In the Medieval Warm Period (MWP), from the end of the 9th century to the beginning of the 14th, the Northern Hemisphere was warmer than at any time in the last 8,000 years – for reasons concerning which there is no consensus.
Warming increased the amount of arable land – there were vineyards in northern England – leading, Rosen says, to Europe’s “first sustained population increase since the fall of the Roman Empire.” The need for land on which to grow cereals drove deforestation. The MWP population explosion gave rise to towns, textile manufacturing and new wealthy classes.
Then, near the end of the MWP, came the severe winters of 1309-1312, when polar bears could walk from Greenland to Iceland on pack ice. In 1315 there was rain for 155 consecutive days, washing away topsoil. Upwards of half the arable land in much of Europe was gone; cannibalism arrived as parents ate children. Corpses hanging from gallows were devoured.
Human behavior did not cause this climate change. Warming caused behavioral change (10 million mouths to feed became 30 million). Then cooling caused social changes (rebelliousness and bellicosity) that amplified the consequences of climate, a pattern repeated four centuries later.
In “Global Crisis: War, Climate Change & Catastrophe in the Seventeenth Century,” Geoffrey Parker, a professor at Ohio State, explains how a “fatal synergy” between climatological and political factors produced turmoil from Europe to China.
What he calls “the placenta of the crisis” of that century included “the Little Ice Age” (LIA) between the 1640s and 1690s. Unusual weather, protracted enough to qualify as a change in climate, jibed so strongly with political upheavals as to constitute causation.

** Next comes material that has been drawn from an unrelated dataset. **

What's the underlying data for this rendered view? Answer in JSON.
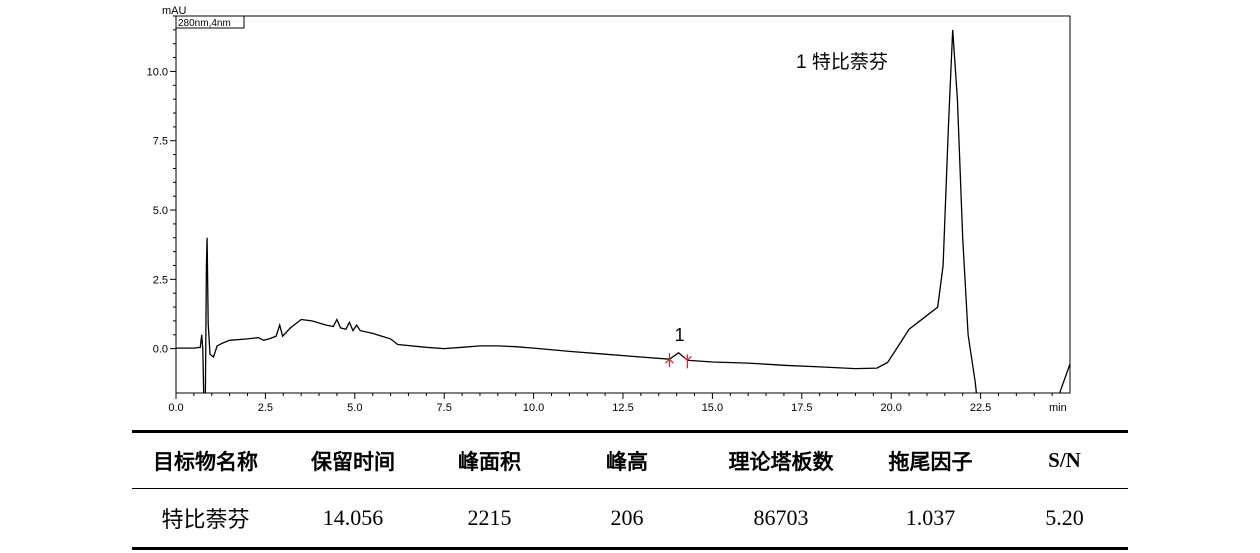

Whatever caused the LIA – decreased sunspot activity and increased seismic activity were important factors – it caused, among other horrific things, “stunting” that, Parker says, “reduced the average height of those born in 1675, the ‘year without a summer,’ or during the years of cold and famine in the early 1690s, to only 63 inches: the lowest ever recorded.”
In northerly latitudes, Parker says, each decline of 0.5 degree Celsius in the mean summer temperature “decreases the number of days on which crops ripen by 10%, doubles the risk of a single harvest failure, and increases the risk of a double failure sixfold.” For those farming at least 1,000 feet above sea level this temperature decline “increases the chance of two consecutive failures a hundredfold.”
The flight from abandoned farms to cities produced “the urban graveyard effect,” crises of disease, nutrition, water, sanitation, housing, fire, crime, abortion, infanticide, marriages forgone and suicide. Given the ubiquity of desperation, it is not surprising that more wars took place during the 17th-century crisis “than in any other era before the Second World War.”
By documenting the appalling consequences of two climate changes, Rosen and Parker validate wariness about behaviors that might cause changes. The last 12 of Parker’s 712 pages deliver a scalding exhortation to be alarmed about what he considers preventable global warming.
But neither book backs those who believe human behavior is the sovereign or even primary disrupter of climate normality, whatever that is. With the hands that today’s climate Cassandras are not using to pat themselves on the back for their virtuous empiricism, they should pick up such books.
Perhaps there are just too many people on this little biosphere in the middle of the universe. And we do an incredible job of staying alive. Less than 1000 people died worldwide from SARS. Less than 10,000 died from Ebola. In OECD countries we have tripled life expectancy in the last couple of hundred years. Even hurricane Katrina killed less than 2,000 people. Fossil fuels have made us safer from the perils of the environment. Oddly, we wish to return to some previous manner of civilization.
From Brainy Quotes on the Internet:
The real problem is not whether machines think but whether men do.